The Strong CP Problem and Axions
R. D. Peccei
TL;DR
The paper analyzes the strong CP problem in QCD, detailing how the U(1)_A anomaly and the theta vacuum introduce CP violation and are constrained by neutron EDM measurements. It advocates the Peccei–Quinn mechanism as a dynamical solution, yielding the axion, a light pseudoscalar whose mass and couplings arise from QCD anomalies and meson mixing. It discusses two main invisible axion realizations, KSVZ and DFSZ, and derives their mass scales and interactions, alongside stringent astrophysical and cosmological bounds that limit the PQ scale and the axion parameter space. The work highlights the potential for axions to be dark matter and notes ongoing experimental efforts to detect them.
Abstract
I describe how the QCD vacuum structure, necessary to resolve the $U(1)_A$ problem, predicts the presence of a P, T and CP violating term proportional to the vacuum angle $\barθ$. To agree with experimental bounds, however, this parameter must be very small $(\barθ \leq 10^{-9}$).
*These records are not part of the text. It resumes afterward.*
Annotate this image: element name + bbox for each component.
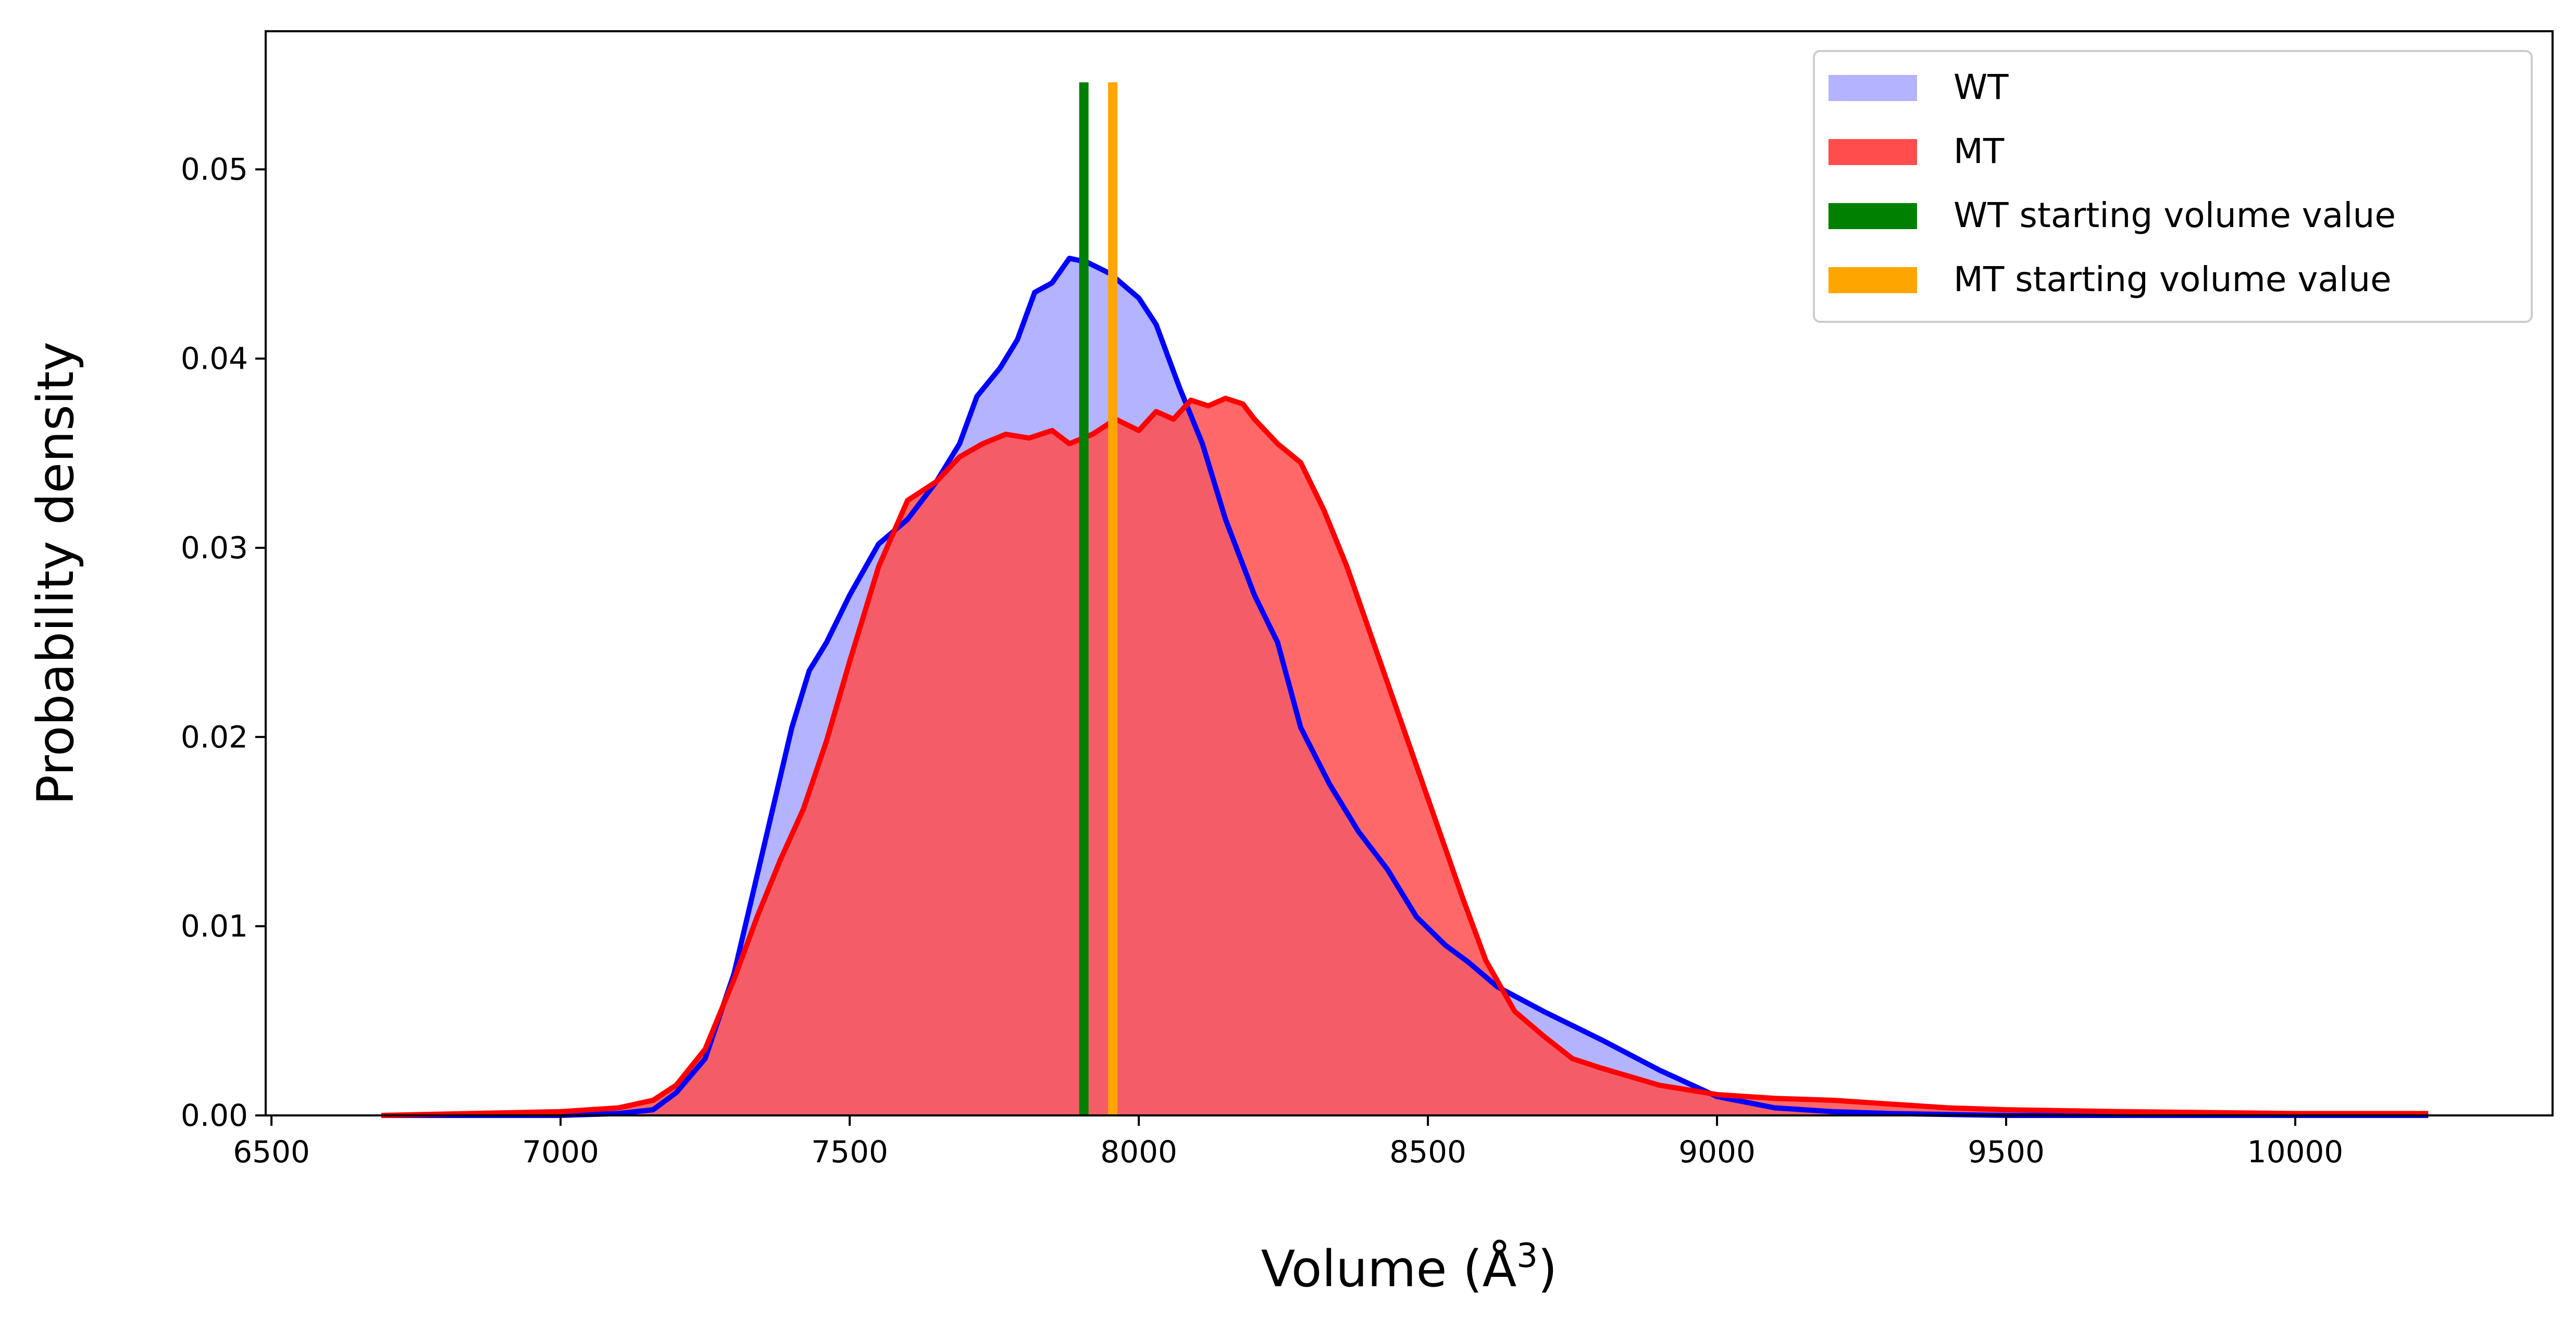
y-axis: 0.00 0.01 0.02 0.03 0.04 0.05: [181, 152, 266, 1133]
legend-entry-wt: WT: [1828, 67, 2009, 107]
legend-swatch: [1828, 75, 1917, 101]
x-axis-label-superscript: 3: [1516, 1237, 1538, 1275]
y-tick-label: 0.05: [181, 152, 248, 187]
legend-swatch: [1828, 203, 1917, 229]
x-tick-label: 6500: [233, 1134, 310, 1170]
x-tick-label: 7000: [522, 1134, 599, 1170]
x-tick-label: 7500: [811, 1134, 888, 1170]
legend-entry-mt: MT: [1828, 131, 2005, 171]
x-axis-label-text: Volume (Å: [1261, 1239, 1517, 1298]
y-tick-label: 0.03: [181, 530, 248, 566]
x-tick-label: 8000: [1100, 1134, 1177, 1170]
legend-label: WT: [1953, 67, 2009, 107]
y-tick-label: 0.00: [181, 1098, 248, 1133]
x-tick-label: 10000: [2247, 1134, 2344, 1170]
y-axis-label: Probability density: [27, 342, 85, 805]
legend-label: MT: [1953, 131, 2005, 171]
x-tick-label: 8500: [1389, 1134, 1466, 1170]
y-tick-label: 0.04: [181, 341, 248, 376]
x-tick-label: 9000: [1678, 1134, 1756, 1170]
x-axis-label: Volume (Å3): [1261, 1237, 1558, 1298]
x-axis: 6500 7000 7500 8000 8500 9000 9500 10000: [233, 1115, 2343, 1170]
y-tick-label: 0.01: [181, 909, 248, 944]
plot-frame: [265, 30, 2554, 1116]
legend-box: [1813, 50, 2533, 323]
legend-label: WT starting volume value: [1953, 195, 2396, 235]
legend-entry-wt-start: WT starting volume value: [1828, 195, 2396, 235]
legend-label: MT starting volume value: [1953, 259, 2392, 299]
area-mt: [381, 398, 2429, 1115]
x-tick-label: 9500: [1968, 1134, 2045, 1170]
legend-swatch: [1828, 267, 1917, 293]
line-mt: [381, 395, 2429, 1118]
line-wt: [381, 256, 2429, 1118]
plot-area: [381, 82, 2429, 1118]
legend-entry-mt-start: MT starting volume value: [1828, 259, 2392, 299]
legend-swatch: [1828, 139, 1917, 165]
legend: WT MT WT starting volume value MT starting …: [1813, 50, 2533, 323]
y-tick-label: 0.02: [181, 719, 248, 755]
x-axis-label-close: ): [1538, 1240, 1557, 1298]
After briefly discussing some possible other solutions to this, so-called, strong CP problem, I concentrate on the chiral solution proposed by Peccei and Quinn which has associated with it a light pseudoscalar particle, the axion. I discuss in detail the properties and dynamics of axions, focusing particularly on invisible axion models where axions are very light, very weakly coupled and very long-lived. Astrophysical and cosmological bounds on invisible axions are also briefly touched upon.